For investors, this is a sign to stay on the sidelines while high-yield bonds look more attractive. As a result, capital flows into Bitcoin could be restricted, keeping momentum in check until broader confidence returns.
Bullish gold predictions will determine Bitcoin’s trajectory
We are less than a month into 2026 and investor preferences are clear.
With the US budget deficit under pressure and the ongoing sell-off in government bonds, metals like gold are reaching record highs (up 12% year to date) with a short-term target around $5,000/oz as investors seek protection from rising rates.
For Bitcoin, this rotation has already pushed the BTC/Gold ratio to a two-year low, dipping below 18 ounces of gold for the first time since late Q4 2023, highlighting how capital is shifting to safe haven assets.

Source: Long-term trends
That said, analysts see this as just the beginning.
For example, Goldman Sachs has “raised” its shares. gold forecast at the end of the year to $5,400 per ounce, citing growing demand.
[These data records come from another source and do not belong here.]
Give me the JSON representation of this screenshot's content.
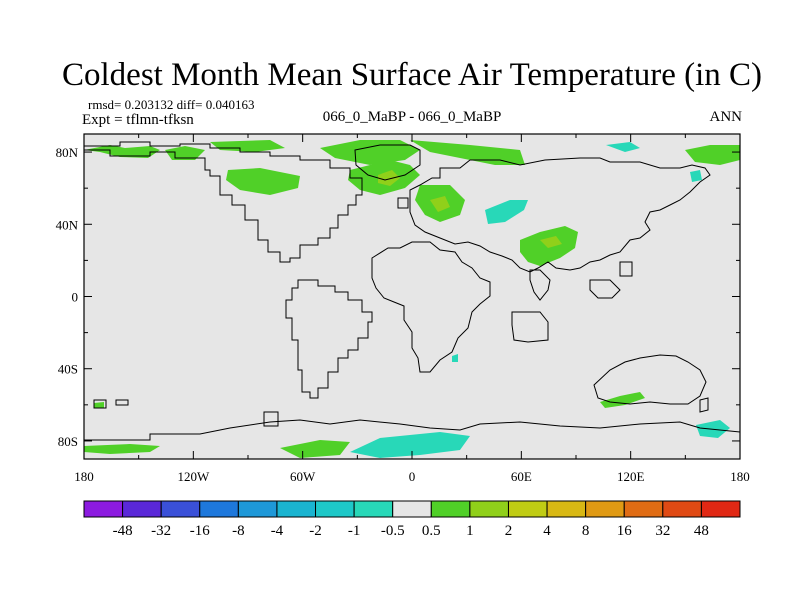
{
  "chart_data": {
    "type": "heatmap",
    "title": "Coldest Month Mean Surface Air Temperature (in C)",
    "stats_line": "rmsd= 0.203132  diff= 0.040163",
    "left_label": "Expt = tflmn-tfksn",
    "center_label": "066_0_MaBP - 066_0_MaBP",
    "right_label": "ANN",
    "x_range": [
      -180,
      180
    ],
    "y_range": [
      -90,
      90
    ],
    "x_ticks": [
      {
        "value": -180,
        "label": "180"
      },
      {
        "value": -120,
        "label": "120W"
      },
      {
        "value": -60,
        "label": "60W"
      },
      {
        "value": 0,
        "label": "0"
      },
      {
        "value": 60,
        "label": "60E"
      },
      {
        "value": 120,
        "label": "120E"
      },
      {
        "value": 180,
        "label": "180"
      }
    ],
    "y_ticks": [
      {
        "value": 80,
        "label": "80N"
      },
      {
        "value": 40,
        "label": "40N"
      },
      {
        "value": 0,
        "label": "0"
      },
      {
        "value": -40,
        "label": "40S"
      },
      {
        "value": -80,
        "label": "80S"
      }
    ],
    "colorbar": {
      "labels": [
        "-48",
        "-32",
        "-16",
        "-8",
        "-4",
        "-2",
        "-1",
        "-0.5",
        "0.5",
        "1",
        "2",
        "4",
        "8",
        "16",
        "32",
        "48"
      ],
      "colors": [
        "#8c1be0",
        "#5a28d8",
        "#3a50d8",
        "#1e78dc",
        "#1e98d8",
        "#1ab4d0",
        "#1ec8c8",
        "#28d8b8",
        "#e6e6e6",
        "#50d028",
        "#90d01a",
        "#c0cc14",
        "#d8b814",
        "#e09a14",
        "#e06c14",
        "#e04a14",
        "#e02814"
      ]
    },
    "background_value_color": "#e6e6e6",
    "anomaly_regions": [
      {
        "lon": -165,
        "lat": 80,
        "category": "0.5 to 1"
      },
      {
        "lon": -110,
        "lat": 80,
        "category": "0.5 to 1"
      },
      {
        "lon": -90,
        "lat": 70,
        "category": "0.5 to 1"
      },
      {
        "lon": -35,
        "lat": 80,
        "category": "0.5 to 1"
      },
      {
        "lon": 0,
        "lat": 83,
        "category": "0.5 to 1"
      },
      {
        "lon": 25,
        "lat": 75,
        "category": "0.5 to 1"
      },
      {
        "lon": -10,
        "lat": 65,
        "category": "0.5 to 1"
      },
      {
        "lon": 0,
        "lat": 60,
        "category": "1 to 2"
      },
      {
        "lon": 15,
        "lat": 52,
        "category": "0.5 to 1"
      },
      {
        "lon": 28,
        "lat": 52,
        "category": "1 to 2"
      },
      {
        "lon": 60,
        "lat": 46,
        "category": "-1 to -0.5"
      },
      {
        "lon": 80,
        "lat": 30,
        "category": "0.5 to 1"
      },
      {
        "lon": 82,
        "lat": 31,
        "category": "1 to 2"
      },
      {
        "lon": 140,
        "lat": 80,
        "category": "0.5 to 1"
      },
      {
        "lon": 160,
        "lat": 80,
        "category": "0.5 to 1"
      },
      {
        "lon": 120,
        "lat": 86,
        "category": "-1 to -0.5"
      },
      {
        "lon": 155,
        "lat": 68,
        "category": "-1 to -0.5"
      },
      {
        "lon": 130,
        "lat": -58,
        "category": "0.5 to 1"
      },
      {
        "lon": 160,
        "lat": -75,
        "category": "-1 to -0.5"
      },
      {
        "lon": 10,
        "lat": -82,
        "category": "-1 to -0.5"
      },
      {
        "lon": -70,
        "lat": -82,
        "category": "0.5 to 1"
      },
      {
        "lon": -150,
        "lat": -82,
        "category": "0.5 to 1"
      },
      {
        "lon": 25,
        "lat": -28,
        "category": "-1 to -0.5"
      }
    ]
  }
}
Example: Russia has been that way since the invasion of Ukraine won more than $216 billion in rising gold prices.
Meanwhile, India’s silver imports have increased to a record $5.9 billion in the past four months. In short, countries are stockpiling metals, a move that dovetails with their ongoing sell-off of U.S. Treasuries.
Technically, the Bitcoin/Gold ratio is at risk of a deeper collapse as macro pressures continue to weigh on sentiment and drive capital from risky assets to safe havens, limiting BTC’s breakout potential.
In this situation, it is crucial to keep a close eye on US Treasury yields.
Final thoughts
- Rising government bond yields and continued sell-offs by Europe, China and India are creating macro stress, pushing investors toward safe havens.
- This shift limits Bitcoin’s breakout potential, with the BTC/Gold ratio in jeopardy and government bond yields emerging as a key metric to watch.